The last sentence being:
If someone could figure out a testable implication, that would make a big difference; but right now most of the argument is about "interpretation" of the existing theory, with no hint that different interpretations affect anything except the way individuals visualize things.
This is a statement I agree with to the very small extent I am aware of and can follow all the competeing theories, but it actually has nothing to do with any confusion on my part about what Feynman said. I don't believe I am confused in asserting he did away with the need for a collapsable wave function. In QED no such thing has to be accounted for or calculated:
"This strange phenomenon of partial reflection by two surfaces can be explained for intense light by a theory of waves, but
the wave theory cannot explain how the detector makes equally loud clicks as the light gets dimmer. Quantum electrodynamics "resolves" this wave-particle duality by saying that light is made of particles (as Newton originally thought), but the price of this great advancement of science is a retreat by physics to a position of being able to calculate only the
probability that a photon will hit a detector, without offering good model of how it actually happens."
He shoves the collapsable wave function to the side and says in effect, "I'm going to approach the whole thing from a completely different angle."
He does the same thing to the HUP. Look at the footnote on pages 55 & 56:
3This is an example of the "uncertainty principle": there is a kind of "complementarity" between knowledge of where the light goes between the blocks and where it goe afterward-precise knowledge of both is impossible. I would like to put the uncertainty principle in ts historical place: When the revolutionary ideas of quantum physics were first coming out, people still tried to understand them in terms of old-fashioned ideas (such as, light goes in straight lines). But at a certain point the old-fashioned ideas would begin to fail, so a warning system was developed that said, in effect, "your old-fashioned ideas are no damn good when..." If you get rid of all the old-fashioned ideas and instead use the ideas that I'm explaining in these lectures - adding
arrows for all the ways an event can happen - there is no need for an uncertainty principle!

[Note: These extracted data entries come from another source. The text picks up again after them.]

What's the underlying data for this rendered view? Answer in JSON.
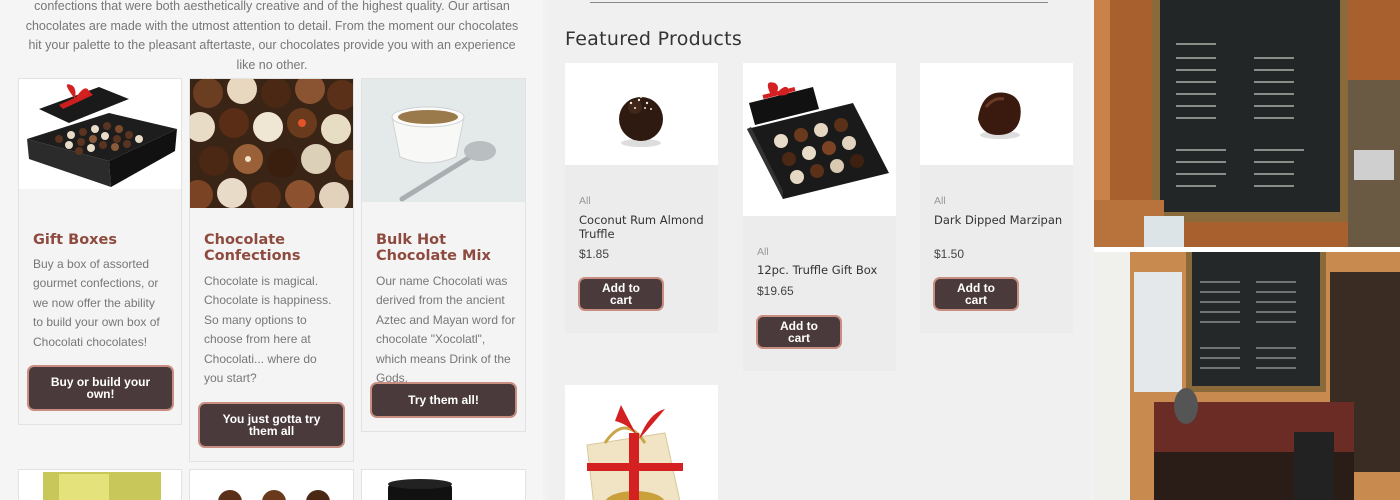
{
  "intro": {
    "text": "confections that were both aesthetically creative and of the highest quality. Our artisan chocolates are made with the utmost attention to detail. From the moment our chocolates hit your palette to the pleasant aftertaste, our chocolates provide you with an experience like no other."
  },
  "categories": [
    {
      "title": "Gift Boxes",
      "description": "Buy a box of assorted gourmet confections, or we now offer the ability to build your own box of Chocolati chocolates!",
      "button": "Buy or build your own!"
    },
    {
      "title": "Chocolate Confections",
      "description": "Chocolate is magical. Chocolate is happiness. So many options to choose from here at Chocolati... where do you start?",
      "button": "You just gotta try them all"
    },
    {
      "title": "Bulk Hot Chocolate Mix",
      "description": "Our name Chocolati was derived from the ancient Aztec and Mayan word for chocolate \"Xocolatl\", which means Drink of the Gods.",
      "button": "Try them all!"
    }
  ],
  "featured": {
    "heading": "Featured Products",
    "products": [
      {
        "category": "All",
        "name": "Coconut Rum Almond Truffle",
        "price": "$1.85",
        "button": "Add to cart"
      },
      {
        "category": "All",
        "name": "12pc. Truffle Gift Box",
        "price": "$19.65",
        "button": "Add to cart"
      },
      {
        "category": "All",
        "name": "Dark Dipped Marzipan",
        "price": "$1.50",
        "button": "Add to cart"
      }
    ]
  },
  "colors": {
    "accent": "#8e4a3e",
    "button_bg": "#4a3a3c",
    "button_ring": "#c98e82"
  }
}
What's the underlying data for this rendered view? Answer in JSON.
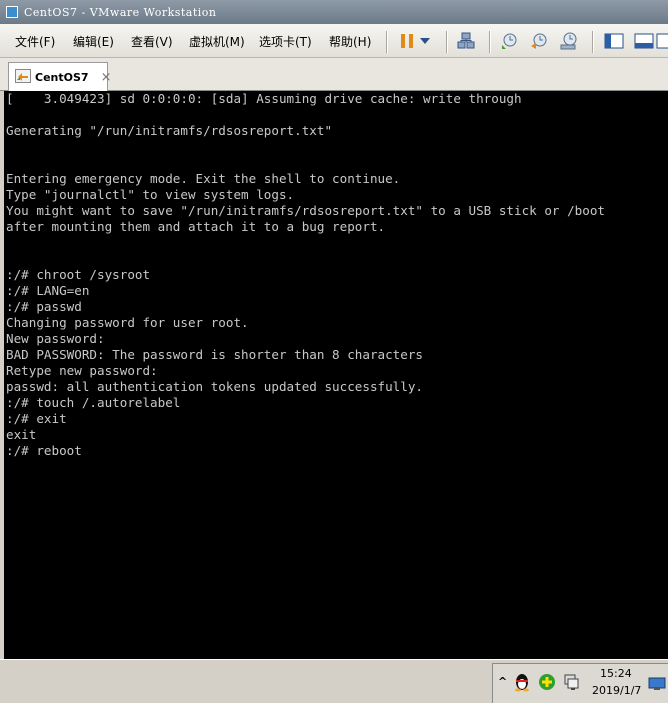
{
  "window": {
    "title": "CentOS7 - VMware Workstation"
  },
  "menu": {
    "items": [
      {
        "label": "文件(F)"
      },
      {
        "label": "编辑(E)"
      },
      {
        "label": "查看(V)"
      },
      {
        "label": "虚拟机(M)"
      },
      {
        "label": "选项卡(T)"
      },
      {
        "label": "帮助(H)"
      }
    ]
  },
  "toolbar": {
    "icons": [
      "pause-icon",
      "dropdown-arrow-icon",
      "send-ctrl-alt-del-icon",
      "snapshot-take-icon",
      "snapshot-revert-icon",
      "snapshot-manager-icon",
      "sidebar-library-icon",
      "console-view-icon",
      "fullscreen-icon"
    ]
  },
  "tab": {
    "label": "CentOS7",
    "close": "×"
  },
  "console": {
    "lines": [
      "[    3.049423] sd 0:0:0:0: [sda] Assuming drive cache: write through",
      "",
      "Generating \"/run/initramfs/rdsosreport.txt\"",
      "",
      "",
      "Entering emergency mode. Exit the shell to continue.",
      "Type \"journalctl\" to view system logs.",
      "You might want to save \"/run/initramfs/rdsosreport.txt\" to a USB stick or /boot",
      "after mounting them and attach it to a bug report.",
      "",
      "",
      ":/# chroot /sysroot",
      ":/# LANG=en",
      ":/# passwd",
      "Changing password for user root.",
      "New password:",
      "BAD PASSWORD: The password is shorter than 8 characters",
      "Retype new password:",
      "passwd: all authentication tokens updated successfully.",
      ":/# touch /.autorelabel",
      ":/# exit",
      "exit",
      ":/# reboot"
    ]
  },
  "tray": {
    "chevron": "^",
    "time": "15:24",
    "date": "2019/1/7",
    "icons": [
      "qq-penguin-icon",
      "green-plus-icon",
      "network-computer-icon",
      "monitor-icon"
    ]
  },
  "colors": {
    "console_bg": "#000000",
    "console_fg": "#c8c8c8",
    "accent": "#e28a17"
  }
}
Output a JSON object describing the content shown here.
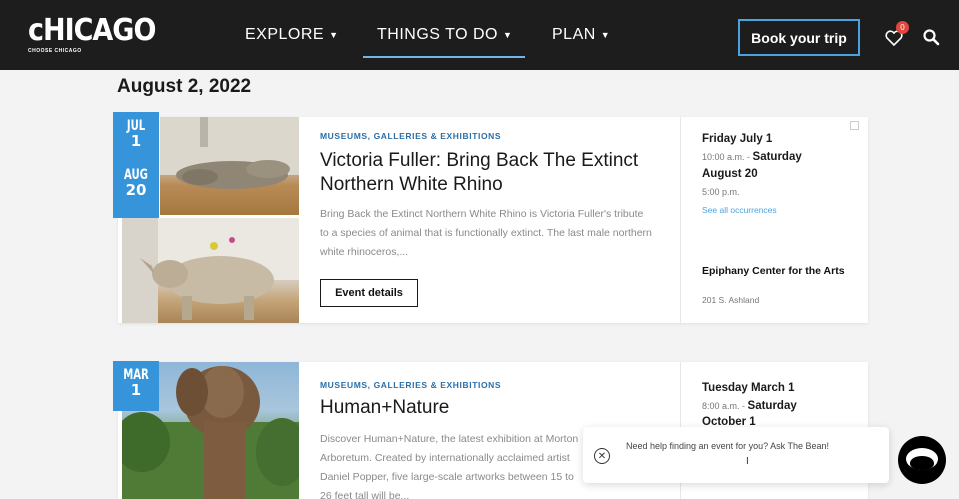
{
  "header": {
    "logo_text": "cHICAGO",
    "logo_sub": "CHOOSE CHICAGO",
    "nav": [
      {
        "label": "EXPLORE"
      },
      {
        "label": "THINGS TO DO"
      },
      {
        "label": "PLAN"
      }
    ],
    "book_label": "Book your trip",
    "favorites_count": "0"
  },
  "date_heading": "August 2, 2022",
  "events": [
    {
      "badge_start_month": "JUL",
      "badge_start_day": "1",
      "badge_end_month": "AUG",
      "badge_end_day": "20",
      "category": "MUSEUMS, GALLERIES & EXHIBITIONS",
      "title": "Victoria Fuller: Bring Back The Extinct Northern White Rhino",
      "description": "Bring Back the Extinct Northern White Rhino is Victoria Fuller's tribute to a species of animal that is functionally extinct. The last male northern white rhinoceros,...",
      "details_label": "Event details",
      "start_day": "Friday July 1",
      "start_time": "10:00 a.m. - ",
      "until_day_1": "Saturday",
      "until_day_2": "August 20",
      "end_time": "5:00 p.m.",
      "occurrences_link": "See all occurrences",
      "venue": "Epiphany Center for the Arts",
      "address": "201 S. Ashland"
    },
    {
      "badge_start_month": "MAR",
      "badge_start_day": "1",
      "category": "MUSEUMS, GALLERIES & EXHIBITIONS",
      "title": "Human+Nature",
      "description": "Discover Human+Nature, the latest exhibition at Morton Arboretum. Created by internationally acclaimed artist Daniel Popper, five large-scale artworks between 15 to 26 feet tall will be...",
      "start_day": "Tuesday March 1",
      "start_time": "8:00 a.m. - ",
      "until_day_1": "Saturday",
      "until_day_2": "October 1"
    }
  ],
  "chat": {
    "prompt": "Need help finding an event for you? Ask The Bean!"
  },
  "colors": {
    "header_bg": "#1d1d1d",
    "accent_blue": "#3594da",
    "category_blue": "#2a6fa8"
  }
}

If you happen to have a copy of
Genius by James Gleick you will remember the story of Niels Bohr's uncomprehending reaction to Feynman's
diagrams:
"The chicken-wire diagrams that Feynman had etched on the blackboard seemed, by contrast, quite definite. Those trajectories looked classical in their precision. Niels Bohr stood up. He knew this young physicist from Los Alamos-Feynman had argued freely and vehemently with Bohr. Bohr had sought Feynman's private council there, valuing his frankness, but now he was disturbed by the evident implications of those crisp lines. Feynman's particles seemed to be following paths neatly fixed in space and time. This they could not do. The uncertainty principle said so.
"Already we know that the classical idea of the trajectory in a path is not a legitimate idea in quantum mechanics," he said, or so Feynman thought-Bohr's soft voice and notoriously vague Danish tones kept his listeners straining to understand. He stepped forward and for many minutes with Feynman standing unhappily to the side, delivered a huniliating lecture on the uncertainty principle. Afterward Feynman kept his despair to himself.
Genius, p.8
Feynman was no respector of the "well-established" wave-particle duality, and found the most useful means of approaching the problem was to analyze light as particles. I say "most useful" not "most accurate" because in Six Easy Pieces he says that the true naure of a photon is not particle
or wave, nor is it
both wave and particle, it is
neither wave nor particle: a thing unto itself that has no comprehensible analogy on a macro scale, but which is most usefully analyzed as a particle.